Kite fishing is an exciting and productive Florida fishing method.The use of a fishing kite is an awesome, specialized technique that employs the use of a special rod and reel, release clips and a kite. The kite is sent in the air attached to rod designed for the task. Once the kite is flying high, live baits such as goggle eye or blue runners are hooked or bridled behind the head and then the lines set in release clips attached to the kite outfit and then suspended off the kite-line. As the kite is let out further, it'll carry the baits out away from the boat. Keeping the bait near the surface is paramount, the leader and all terminal tackle are suspended in the air, keeping them out of site of weary gamefish. The strike at times can be slow and deliberate as a sailfish or dolphin inspect the bait, other times a wahoo or "smoker" kingfish or tuna will violently attack the bait, "skyrocketing" out of the water. All of the action takes place in full view of the boat.

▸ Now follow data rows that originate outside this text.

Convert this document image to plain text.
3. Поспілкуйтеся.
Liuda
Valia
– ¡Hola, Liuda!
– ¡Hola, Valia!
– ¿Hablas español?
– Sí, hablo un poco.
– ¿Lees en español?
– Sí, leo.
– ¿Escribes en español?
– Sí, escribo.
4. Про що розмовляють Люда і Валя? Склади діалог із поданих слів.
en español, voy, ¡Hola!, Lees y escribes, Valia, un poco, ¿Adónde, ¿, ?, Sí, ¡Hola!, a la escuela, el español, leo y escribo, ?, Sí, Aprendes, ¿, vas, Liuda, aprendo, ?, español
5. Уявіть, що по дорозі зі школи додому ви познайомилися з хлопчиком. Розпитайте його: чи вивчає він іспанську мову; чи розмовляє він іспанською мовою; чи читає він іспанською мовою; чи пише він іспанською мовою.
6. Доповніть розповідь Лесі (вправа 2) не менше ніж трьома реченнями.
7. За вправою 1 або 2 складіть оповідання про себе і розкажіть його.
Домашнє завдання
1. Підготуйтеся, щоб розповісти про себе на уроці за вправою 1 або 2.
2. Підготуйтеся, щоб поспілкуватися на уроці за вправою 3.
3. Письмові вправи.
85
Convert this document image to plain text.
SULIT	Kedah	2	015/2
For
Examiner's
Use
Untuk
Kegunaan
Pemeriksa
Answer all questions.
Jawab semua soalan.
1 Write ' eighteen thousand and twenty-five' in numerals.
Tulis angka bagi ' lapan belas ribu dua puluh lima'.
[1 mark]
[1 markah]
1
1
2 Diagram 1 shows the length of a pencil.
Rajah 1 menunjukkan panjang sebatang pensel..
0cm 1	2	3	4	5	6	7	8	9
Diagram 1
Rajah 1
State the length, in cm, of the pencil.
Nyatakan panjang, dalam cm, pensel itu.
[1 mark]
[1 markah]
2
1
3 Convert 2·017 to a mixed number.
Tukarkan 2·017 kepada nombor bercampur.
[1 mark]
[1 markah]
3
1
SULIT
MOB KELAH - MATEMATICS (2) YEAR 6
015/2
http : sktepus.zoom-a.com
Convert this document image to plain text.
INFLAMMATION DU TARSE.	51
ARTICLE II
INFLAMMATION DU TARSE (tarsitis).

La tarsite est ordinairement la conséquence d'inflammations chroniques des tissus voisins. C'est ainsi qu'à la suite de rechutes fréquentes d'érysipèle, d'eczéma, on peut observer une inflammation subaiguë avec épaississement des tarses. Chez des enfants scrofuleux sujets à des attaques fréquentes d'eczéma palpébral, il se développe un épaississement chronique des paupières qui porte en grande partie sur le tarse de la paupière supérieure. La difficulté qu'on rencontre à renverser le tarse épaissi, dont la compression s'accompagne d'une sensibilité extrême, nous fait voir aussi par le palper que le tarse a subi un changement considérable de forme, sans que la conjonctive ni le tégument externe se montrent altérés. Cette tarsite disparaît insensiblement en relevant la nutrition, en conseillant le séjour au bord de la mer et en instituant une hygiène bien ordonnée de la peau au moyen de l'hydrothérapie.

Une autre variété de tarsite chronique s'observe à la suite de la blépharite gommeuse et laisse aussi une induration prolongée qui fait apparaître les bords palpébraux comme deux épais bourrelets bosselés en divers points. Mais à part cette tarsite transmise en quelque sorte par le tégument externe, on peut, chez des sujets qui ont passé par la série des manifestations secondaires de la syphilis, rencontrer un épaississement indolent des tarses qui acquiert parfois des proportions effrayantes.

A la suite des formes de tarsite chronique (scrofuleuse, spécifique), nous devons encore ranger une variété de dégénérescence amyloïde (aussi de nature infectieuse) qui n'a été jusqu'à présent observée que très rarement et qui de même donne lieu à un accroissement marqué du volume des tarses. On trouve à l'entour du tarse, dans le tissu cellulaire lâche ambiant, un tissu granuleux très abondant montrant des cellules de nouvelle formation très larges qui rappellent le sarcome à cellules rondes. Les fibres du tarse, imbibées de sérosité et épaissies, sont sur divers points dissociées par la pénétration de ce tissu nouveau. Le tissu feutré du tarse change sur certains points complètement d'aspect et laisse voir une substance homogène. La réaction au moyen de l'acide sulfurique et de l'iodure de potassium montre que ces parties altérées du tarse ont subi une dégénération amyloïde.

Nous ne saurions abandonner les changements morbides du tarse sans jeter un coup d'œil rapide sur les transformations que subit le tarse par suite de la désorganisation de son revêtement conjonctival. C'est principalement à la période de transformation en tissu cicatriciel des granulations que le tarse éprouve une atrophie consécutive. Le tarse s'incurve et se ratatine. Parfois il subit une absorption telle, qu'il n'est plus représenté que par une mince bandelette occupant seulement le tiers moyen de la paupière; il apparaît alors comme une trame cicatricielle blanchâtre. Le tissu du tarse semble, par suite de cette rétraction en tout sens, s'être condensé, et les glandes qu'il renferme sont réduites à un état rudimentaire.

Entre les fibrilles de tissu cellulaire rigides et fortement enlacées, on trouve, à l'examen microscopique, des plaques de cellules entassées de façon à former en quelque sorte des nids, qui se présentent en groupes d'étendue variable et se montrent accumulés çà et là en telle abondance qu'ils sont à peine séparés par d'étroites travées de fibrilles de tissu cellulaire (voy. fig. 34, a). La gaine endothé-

Trolling with artificials is the best way to cover water and locate feeding fish. Weed lines, rips, floating debris and birds are good signs that fish are in the area. Once a productive area is located, out go the natural baits. Ballyhoo, bonito strips and mullet are preferred trolling baits once feeding fish are located. Slow trolling live baits is a productive method for the larger, weary and less aggressive fish. Trolling, then live baiting is deadly and efficient one-two-punch combination and is the goal of many offshore anglers

When wahoo, dolphin and tuna are the target. High speed trolling remains one of the most productive techniques. The use of wire-line or high speed planers allows one to present the baits below the surface where bull dolphin and the tiger-like wahoo lurk.


Circle Hooks &
Braided Lines

The use of teasers to attract gamefish close to the boat has gained great popularity in recent years. The fish-like teasers rigged in a series are fished behind the boat. Ballyhoo, squid or mullet look- a-likes will skip and swim behind the prop-wash and attract everything from marlin to cobia to within casting distance of the boat.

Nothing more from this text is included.